Nonetheless, there is no immediate danger for the FN to break up. Older party activists remember the dangers of this kind of move after the 1998 split, when Jean-Marie Le Pen's then number two, Bruno Mégret, left to found a competing party. The schism nearly buried the FN despite Le Pen father's subsequent rebound. Even more importantly, for the time being there is no potential heir to Marine. While older, established party members are usually tainted by their days under Le Pen senior, the party's strict centralisation has not allowed any younger stars to emerge.

There has been one notable exception to this rule, Le Pen's niece Marion Maréchal-Le Pen. The 27-year old MP for the southern department of the Vaucluse has been the only prominent party member beyond Marine's immediate entourage. Popular with the party rank and file, she has been a vocal supporter of 'move to the right' and a critic of Phillipot's influence. However, she resigned from the party earlier this week. While her official statement put her decision down to 'personal issues', internal party sources reminded of her disillusionment with the party's 'amateurism'.

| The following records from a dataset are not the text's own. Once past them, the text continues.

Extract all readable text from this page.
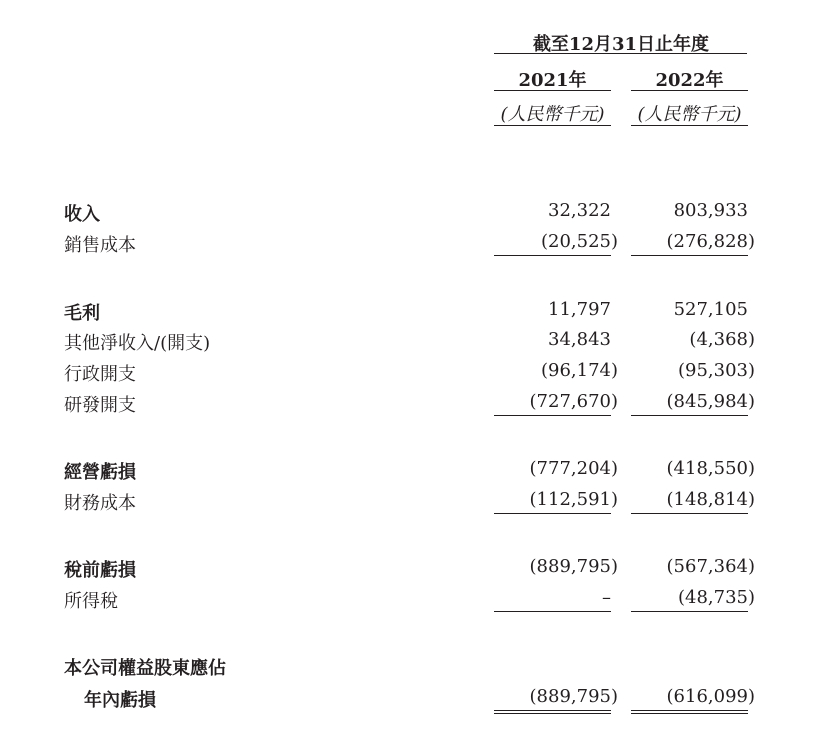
截至12月31日止年度
2021年	2022年
(人民幣千元)	(人民幣千元)
收入	32,322	803,933
銷售成本	(20,525)	(276,828)
毛利	11,797	527,105
其他淨收入/(開支)	34,843	(4,368)
行政開支	(96,174)	(95,303)
研發開支	(727,670)	(845,984)
經營虧損	(777,204)	(418,550)
財務成本	(112,591)	(148,814)
稅前虧損	(889,795)	(567,364)
所得稅	–	(48,735)
本公司權益股東應佔
年內虧損	(889,795)	(616,099)
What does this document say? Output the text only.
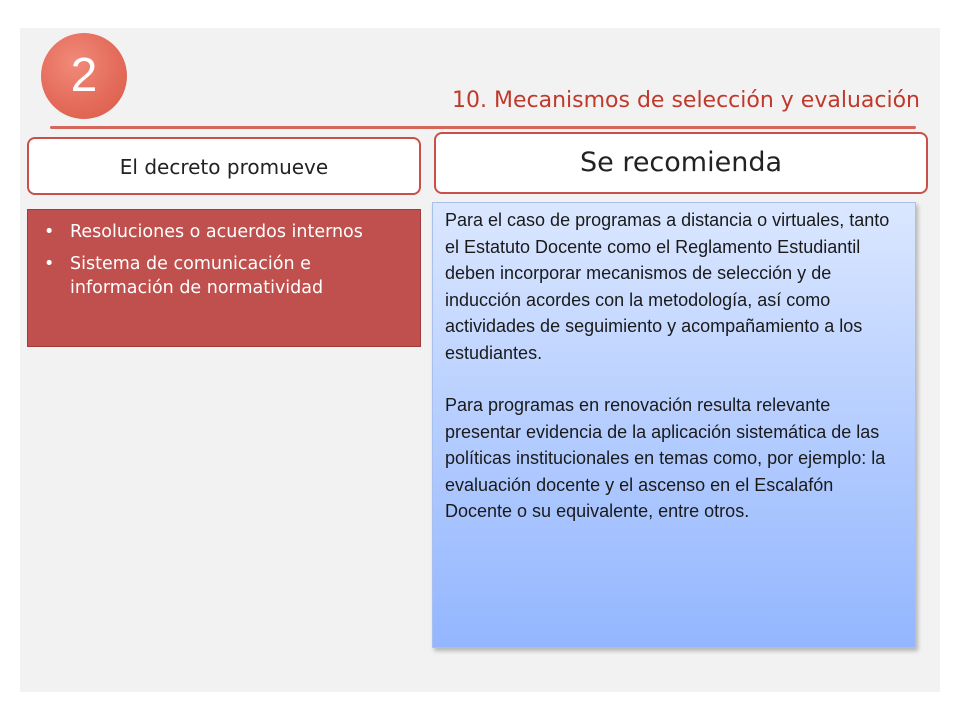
2	10. Mecanismos de selección y evaluación
El decreto promueve
• Resoluciones o acuerdos internos
• Sistema de comunicación e información de normatividad
Se recomienda

Para el caso de programas a distancia o virtuales, tanto el Estatuto Docente como el Reglamento Estudiantil deben incorporar mecanismos de selección y de inducción acordes con la metodología, así como actividades de seguimiento y acompañamiento a los estudiantes.

Para programas en renovación resulta relevante presentar evidencia de la aplicación sistemática de las políticas institucionales en temas como, por ejemplo: la evaluación docente y el ascenso en el Escalafón Docente o su equivalente, entre otros.
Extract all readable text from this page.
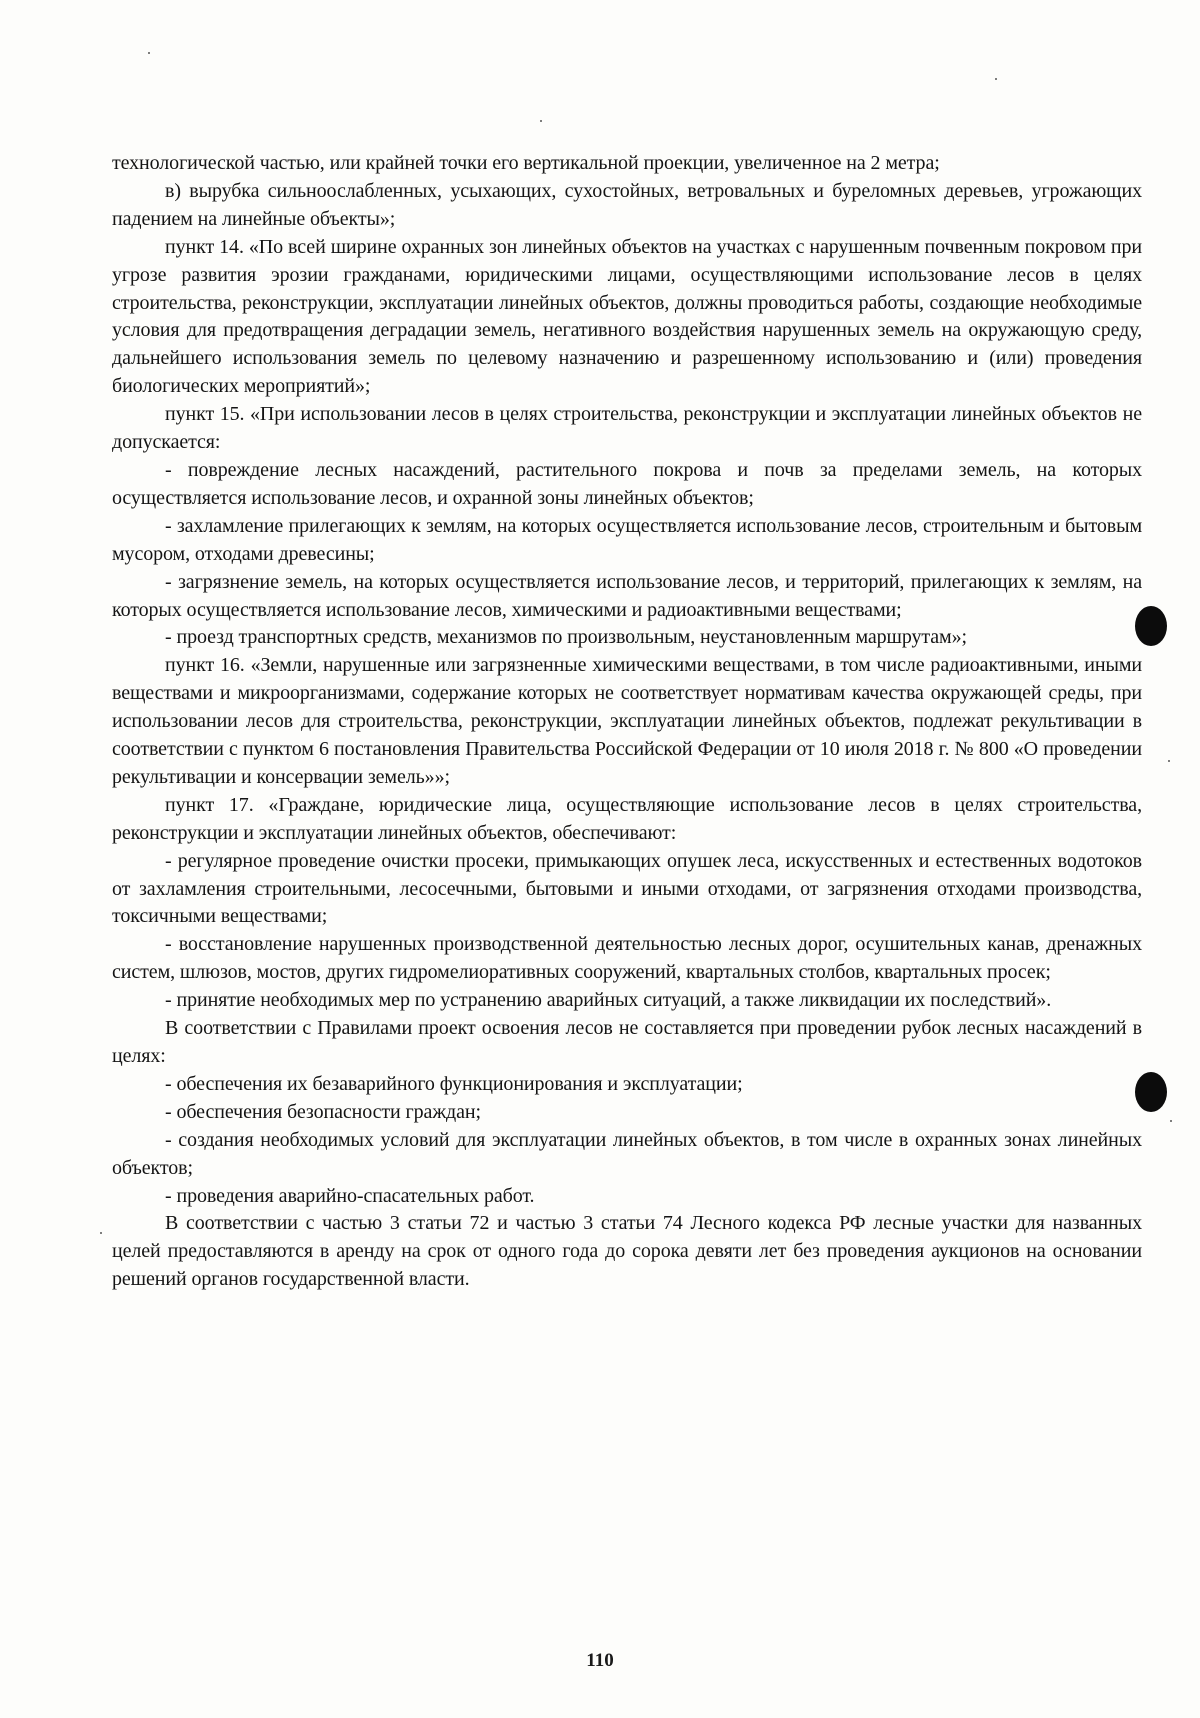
технологической частью, или крайней точки его вертикальной проекции, увеличенное на 2 метра;

в) вырубка сильноослабленных, усыхающих, сухостойных, ветровальных и буреломных деревьев, угрожающих падением на линейные объекты»;

пункт 14. «По всей ширине охранных зон линейных объектов на участках с нарушенным почвенным покровом при угрозе развития эрозии гражданами, юридическими лицами, осуществляющими использование лесов в целях строительства, реконструкции, эксплуатации линейных объектов, должны проводиться работы, создающие необходимые условия для предотвращения деградации земель, негативного воздействия нарушенных земель на окружающую среду, дальнейшего использования земель по целевому назначению и разрешенному использованию и (или) проведения биологических мероприятий»;

пункт 15. «При использовании лесов в целях строительства, реконструкции и эксплуатации линейных объектов не допускается:

- повреждение лесных насаждений, растительного покрова и почв за пределами земель, на которых осуществляется использование лесов, и охранной зоны линейных объектов;

- захламление прилегающих к землям, на которых осуществляется использование лесов, строительным и бытовым мусором, отходами древесины;

- загрязнение земель, на которых осуществляется использование лесов, и территорий, прилегающих к землям, на которых осуществляется использование лесов, химическими и радиоактивными веществами;

- проезд транспортных средств, механизмов по произвольным, неустановленным маршрутам»;

пункт 16. «Земли, нарушенные или загрязненные химическими веществами, в том числе радиоактивными, иными веществами и микроорганизмами, содержание которых не соответствует нормативам качества окружающей среды, при использовании лесов для строительства, реконструкции, эксплуатации линейных объектов, подлежат рекультивации в соответствии с пунктом 6 постановления Правительства Российской Федерации от 10 июля 2018 г. № 800 «О проведении рекультивации и консервации земель»»;

пункт 17. «Граждане, юридические лица, осуществляющие использование лесов в целях строительства, реконструкции и эксплуатации линейных объектов, обеспечивают:

- регулярное проведение очистки просеки, примыкающих опушек леса, искусственных и естественных водотоков от захламления строительными, лесосечными, бытовыми и иными отходами, от загрязнения отходами производства, токсичными веществами;

- восстановление нарушенных производственной деятельностью лесных дорог, осушительных канав, дренажных систем, шлюзов, мостов, других гидромелиоративных сооружений, квартальных столбов, квартальных просек;

- принятие необходимых мер по устранению аварийных ситуаций, а также ликвидации их последствий».

В соответствии с Правилами проект освоения лесов не составляется при проведении рубок лесных насаждений в целях:

- обеспечения их безаварийного функционирования и эксплуатации;

- обеспечения безопасности граждан;

- создания необходимых условий для эксплуатации линейных объектов, в том числе в охранных зонах линейных объектов;

- проведения аварийно-спасательных работ.

В соответствии с частью 3 статьи 72 и частью 3 статьи 74 Лесного кодекса РФ лесные участки для названных целей предоставляются в аренду на срок от одного года до сорока девяти лет без проведения аукционов на основании решений органов государственной власти.

110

So where does the FN stand? For the time being, the party is in no real danger of imploding, at least until the legislative elections in June. There, the party will try to win at least 15 MPs and therefore - for the first time - establish itself as a true parliamentary presence. Such an achievement will give Le Pen a bone to pacify party activists and a real share of power. After receiving 11 million votes in the presidential elections, this should be a walk in the park. However, the two-round system of the French legislative elections will make it possible for local party branches to strike anti-Frontist deals and keep the FN at bay once again.

So keep your eyes on June 18. If the FN fails then, its internal pressures are bound to fire up to the surface. After its rise in the last few years, the far-right is not going anywhere, but the Front national as its unique voice may find itself either transformed or marginalised by a newcomer.